Big Data, Smart Data – terms that are part of digitization, such as milk and coffee. Today, there is no economic sector that does not use data as a raw material. But what really lies behind the large amount of data? Volume, accuracy or variety are just some of the dimensions of information wealth. An attempt to explain.
Big Data is undoubtedly a part of the Industry 4.0 we know, and the data collected and evaluated there already serves as a basis for decision making. They help us review existing business processes, make adjustments to them and even show data analysts the business areas of the future. But at least they can do something with Big Data. Of course, it’s basically a huge amount of data. But behind the big data are so-called dimensions that evoke fine-grained information from unstructured data.
Definition of Big Data
A definition of general validity has so far been sought in vain. If one reads through the Internet, studies as well as technical journals and books, the following run could be the closest to the term: It is an unstructured collection of data that can no longer be domesticated with conventional IT infrastructure. Large and complex data sets are often collected, stored, searched, distributed, analyzed and displayed.
To do this, companies need special high-performance data centers that specialize in rapidly structuring these data volumes. However, this has nothing to do with artificial intelligence. Let’s take an example in terms of scale: If we take, for example, the millions of transactions that are executed every day on sales platforms like Amazon or eBay, real-time predictions of customer buying behavior generate data of around 100 petabytes.
This corresponds to 100,000,000 gigabytes or 3,125,000 smartphones with 32 gigabytes of storage space.
What is Smart data?
The term basically describes the end result after large amounts of data have been collected, sorted and analyzed. These are data sets that users often do something useful with. The general rule is: only those who understand the data can create added value. In the future, Smart Data should not only answer the question: What is happening in my plant right now? It should also answer the questions: Why is something happening or even what will happen soon?
It is only through intelligent processing that great data is converted into intelligent data. This requires the use of so-called semantic technologies. Imagine a Google search without semantics; without structured and pre-analyzed data. Not many targeted hits would be shown. In this way, Smart Data improves the speed and quality of data-supported decisions or ensures a proven accumulation of knowledge. Today, Smart Data makes it possible to digitally represent reality in detail. A good example is the key figures of e-commerce. After a simple evaluation, they show the merchant a fairly accurate picture of the customer.
What is Volume?
The data volumes mentioned above are also called data circle volumes. Of course, this also includes Smart Data. Prepared and fully analyzed data volumes can easily reach petaflop sizes. Google Maps can be mentioned as an example.

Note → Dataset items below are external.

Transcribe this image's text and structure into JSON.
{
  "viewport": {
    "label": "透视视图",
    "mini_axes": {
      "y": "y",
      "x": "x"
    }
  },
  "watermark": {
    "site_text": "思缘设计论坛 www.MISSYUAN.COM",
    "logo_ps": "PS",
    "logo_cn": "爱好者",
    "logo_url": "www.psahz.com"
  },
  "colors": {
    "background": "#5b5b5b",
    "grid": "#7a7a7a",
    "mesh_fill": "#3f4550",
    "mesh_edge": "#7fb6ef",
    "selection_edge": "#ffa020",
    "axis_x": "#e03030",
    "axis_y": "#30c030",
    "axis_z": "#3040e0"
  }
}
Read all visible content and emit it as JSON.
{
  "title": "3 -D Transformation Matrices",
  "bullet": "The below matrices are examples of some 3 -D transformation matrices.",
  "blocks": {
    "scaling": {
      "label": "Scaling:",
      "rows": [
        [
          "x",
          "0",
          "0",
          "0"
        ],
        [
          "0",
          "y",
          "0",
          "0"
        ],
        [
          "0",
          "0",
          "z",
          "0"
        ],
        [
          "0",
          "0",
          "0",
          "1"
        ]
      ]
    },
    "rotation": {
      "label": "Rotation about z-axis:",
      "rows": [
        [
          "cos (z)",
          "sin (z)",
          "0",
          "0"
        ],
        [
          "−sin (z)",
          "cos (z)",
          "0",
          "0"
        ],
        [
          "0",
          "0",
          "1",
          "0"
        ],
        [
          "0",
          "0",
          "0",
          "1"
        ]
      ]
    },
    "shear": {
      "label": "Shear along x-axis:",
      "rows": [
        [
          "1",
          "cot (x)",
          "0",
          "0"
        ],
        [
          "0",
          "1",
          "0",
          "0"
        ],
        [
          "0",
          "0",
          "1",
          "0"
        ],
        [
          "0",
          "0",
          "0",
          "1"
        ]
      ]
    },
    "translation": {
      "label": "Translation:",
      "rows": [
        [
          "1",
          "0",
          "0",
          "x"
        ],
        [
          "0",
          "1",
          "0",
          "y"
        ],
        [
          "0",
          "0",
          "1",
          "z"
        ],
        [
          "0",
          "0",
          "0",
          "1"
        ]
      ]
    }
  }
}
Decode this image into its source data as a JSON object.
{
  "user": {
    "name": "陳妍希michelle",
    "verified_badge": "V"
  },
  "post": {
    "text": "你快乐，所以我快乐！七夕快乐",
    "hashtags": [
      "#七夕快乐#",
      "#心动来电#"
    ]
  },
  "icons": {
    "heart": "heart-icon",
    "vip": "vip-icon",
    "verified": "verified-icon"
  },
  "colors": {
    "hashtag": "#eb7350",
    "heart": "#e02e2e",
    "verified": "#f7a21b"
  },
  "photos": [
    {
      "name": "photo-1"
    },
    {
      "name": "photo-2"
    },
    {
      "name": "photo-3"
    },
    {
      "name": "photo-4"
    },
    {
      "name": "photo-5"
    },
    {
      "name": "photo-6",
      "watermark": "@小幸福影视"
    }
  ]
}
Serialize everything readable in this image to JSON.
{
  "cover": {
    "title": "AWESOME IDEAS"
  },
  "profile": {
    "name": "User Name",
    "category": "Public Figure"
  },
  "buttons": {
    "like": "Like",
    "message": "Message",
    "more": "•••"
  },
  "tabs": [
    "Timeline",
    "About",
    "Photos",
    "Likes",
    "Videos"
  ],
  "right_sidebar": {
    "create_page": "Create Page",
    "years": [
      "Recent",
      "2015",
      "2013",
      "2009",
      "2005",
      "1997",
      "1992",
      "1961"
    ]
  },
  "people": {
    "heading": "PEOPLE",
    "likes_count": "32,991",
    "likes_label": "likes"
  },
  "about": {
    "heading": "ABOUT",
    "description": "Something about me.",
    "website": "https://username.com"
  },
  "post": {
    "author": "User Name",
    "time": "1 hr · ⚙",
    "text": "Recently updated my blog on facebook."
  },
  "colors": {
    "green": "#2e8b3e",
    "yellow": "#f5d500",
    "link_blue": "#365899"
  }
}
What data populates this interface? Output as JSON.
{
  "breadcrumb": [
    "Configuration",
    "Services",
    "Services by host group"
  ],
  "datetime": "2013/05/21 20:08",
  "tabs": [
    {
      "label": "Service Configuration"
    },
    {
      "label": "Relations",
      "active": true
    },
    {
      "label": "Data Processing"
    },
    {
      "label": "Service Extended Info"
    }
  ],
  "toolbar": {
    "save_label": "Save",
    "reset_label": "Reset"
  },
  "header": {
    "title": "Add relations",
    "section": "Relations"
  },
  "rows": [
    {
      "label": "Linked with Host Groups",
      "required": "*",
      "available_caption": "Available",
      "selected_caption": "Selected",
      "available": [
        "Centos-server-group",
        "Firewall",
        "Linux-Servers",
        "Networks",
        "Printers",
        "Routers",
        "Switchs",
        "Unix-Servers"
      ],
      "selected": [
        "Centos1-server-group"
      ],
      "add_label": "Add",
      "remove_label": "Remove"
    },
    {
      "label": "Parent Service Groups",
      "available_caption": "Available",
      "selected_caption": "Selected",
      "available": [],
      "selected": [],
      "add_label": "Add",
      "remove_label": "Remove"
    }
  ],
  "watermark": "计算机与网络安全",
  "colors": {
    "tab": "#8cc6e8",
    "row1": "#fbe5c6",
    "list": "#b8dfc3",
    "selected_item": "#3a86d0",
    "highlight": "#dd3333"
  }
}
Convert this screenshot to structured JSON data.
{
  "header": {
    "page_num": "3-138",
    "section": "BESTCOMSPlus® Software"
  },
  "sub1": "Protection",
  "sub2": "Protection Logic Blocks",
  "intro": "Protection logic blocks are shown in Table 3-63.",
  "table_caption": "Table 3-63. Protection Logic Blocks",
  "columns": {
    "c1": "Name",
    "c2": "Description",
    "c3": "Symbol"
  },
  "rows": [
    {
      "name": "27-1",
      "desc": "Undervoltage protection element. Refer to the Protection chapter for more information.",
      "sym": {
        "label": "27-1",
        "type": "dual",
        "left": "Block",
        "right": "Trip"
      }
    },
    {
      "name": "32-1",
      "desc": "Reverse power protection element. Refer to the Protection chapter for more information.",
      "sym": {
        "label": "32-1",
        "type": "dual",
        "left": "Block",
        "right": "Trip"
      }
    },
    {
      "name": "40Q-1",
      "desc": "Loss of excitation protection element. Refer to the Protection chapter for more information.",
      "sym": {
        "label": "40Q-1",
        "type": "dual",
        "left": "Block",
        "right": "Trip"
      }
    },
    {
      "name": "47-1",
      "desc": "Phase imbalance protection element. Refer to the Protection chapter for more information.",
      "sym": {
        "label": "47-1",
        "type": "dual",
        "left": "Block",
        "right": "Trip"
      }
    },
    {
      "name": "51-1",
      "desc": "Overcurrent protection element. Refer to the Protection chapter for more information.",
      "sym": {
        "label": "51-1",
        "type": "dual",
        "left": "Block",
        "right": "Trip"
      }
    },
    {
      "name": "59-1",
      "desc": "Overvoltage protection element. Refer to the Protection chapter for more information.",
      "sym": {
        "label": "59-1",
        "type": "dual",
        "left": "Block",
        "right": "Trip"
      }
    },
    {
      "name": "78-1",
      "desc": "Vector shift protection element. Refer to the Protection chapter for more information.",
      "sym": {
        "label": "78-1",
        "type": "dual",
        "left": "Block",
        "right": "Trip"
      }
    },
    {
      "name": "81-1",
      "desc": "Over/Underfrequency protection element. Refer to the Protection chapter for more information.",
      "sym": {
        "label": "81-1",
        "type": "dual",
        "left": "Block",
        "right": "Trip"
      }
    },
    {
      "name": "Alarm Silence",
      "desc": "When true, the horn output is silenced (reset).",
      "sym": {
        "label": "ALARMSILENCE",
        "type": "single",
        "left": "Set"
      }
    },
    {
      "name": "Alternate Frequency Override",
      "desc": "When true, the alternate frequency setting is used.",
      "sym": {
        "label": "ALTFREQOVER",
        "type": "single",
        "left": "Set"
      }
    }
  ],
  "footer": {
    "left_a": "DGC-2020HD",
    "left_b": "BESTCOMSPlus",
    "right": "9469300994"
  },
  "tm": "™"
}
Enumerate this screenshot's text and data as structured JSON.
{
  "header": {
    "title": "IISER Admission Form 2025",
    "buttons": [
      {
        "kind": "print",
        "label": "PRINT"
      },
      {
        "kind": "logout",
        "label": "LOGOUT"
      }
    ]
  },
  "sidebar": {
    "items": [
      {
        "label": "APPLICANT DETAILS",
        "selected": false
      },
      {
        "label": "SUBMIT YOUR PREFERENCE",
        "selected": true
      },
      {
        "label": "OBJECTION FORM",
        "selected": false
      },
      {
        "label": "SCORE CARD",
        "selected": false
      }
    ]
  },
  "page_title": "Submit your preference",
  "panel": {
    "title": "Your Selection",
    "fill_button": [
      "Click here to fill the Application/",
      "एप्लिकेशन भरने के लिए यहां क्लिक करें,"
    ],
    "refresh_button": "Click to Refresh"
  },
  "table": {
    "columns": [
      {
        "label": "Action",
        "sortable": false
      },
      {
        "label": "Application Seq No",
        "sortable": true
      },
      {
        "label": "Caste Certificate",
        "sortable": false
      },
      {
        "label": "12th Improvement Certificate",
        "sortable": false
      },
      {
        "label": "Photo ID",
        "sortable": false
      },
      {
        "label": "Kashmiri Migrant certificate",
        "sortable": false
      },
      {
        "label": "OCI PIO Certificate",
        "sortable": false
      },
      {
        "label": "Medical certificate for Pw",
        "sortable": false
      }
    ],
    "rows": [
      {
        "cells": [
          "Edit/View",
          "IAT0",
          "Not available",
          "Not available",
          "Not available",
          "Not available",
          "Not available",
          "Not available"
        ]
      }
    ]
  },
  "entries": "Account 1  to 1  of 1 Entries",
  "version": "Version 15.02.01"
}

Billions of analyzed data sets and the visual mapping material associated with them speak for themselves.
What is Variety in Big Data?
The diversity of available data and the actual sources of the data are described in the Variety dimension. This dimension therefore represents the greatest challenge on the road to intelligent information.
Patterns and their interrelationships are, for example, linked and compared with various other data and sources at the beginning of a large data analysis. A hint from the social media field: 30 billion posts and more different content are shared on Facebook every month. In addition, there are more than 400 million portable medical trackers and 400 million felt tweets are posted daily by 200 million active users – a diversity to be divided – to be brought back together at the end.
What is Velocity?
As a rule, the data volumes must be analyzed and made available quickly. Of course, it depends on the amount of data, but computers are programmed for special data sets.
We are talking about a processing speed of a few hours up to several days. An IBM manager once told me a few years ago: “To get the results that a high-performance computer calculates from the amount of data in a day, six billion people would have to use pocket calculators for more than 1,000 years.
What is Truthfulness?
It is not only since Donald Trump and his False News that the information has to be checked for correctness. This also includes the reliability, significance and trustworthiness of the data collected. The quality of the data is the most important thing. In the end, it also decides on the duration of the analysis and, in the end, on the mentioned correction of the intelligent information. It is important to note that an inadequate processing method will not produce the desired results, even if the data are really good.
What is Feasibility in Big Data?
Feasibility answers the question of where and what my data actually originates from. Is it information from text files, from sensors, or is it a piecemeal data set. But information from the Internet and mobile phone networks also falls within the dimension of Feasibility.
What is Visibility?
Information visibility is not always assumed today. In companies today there are billions of data records that fall under the term -Dark Data-. These data are not only not analyzed, but also not captured in terms of content or economy. For some data companies this is a real treasure.
What is Volatility?
How long can the data really be available? How long does the original source exist; how long is it accessible? To answer these questions, the predominant storage space is important, but the legal aspects must also be examined. How long can I keep the customer data or customized data? Am I allowed to do this?
What is Value in Big Data?
How valuable are the available data. Is it worthwhile to evaluate them through analysis? The following applies: Seen on its own, a piece of data or information initially has no value. It is only through analysis and relevant questions that the respective data set acquires economic or scientific importance. If the data is already valuable in the mass, experts can react to market situations with determination.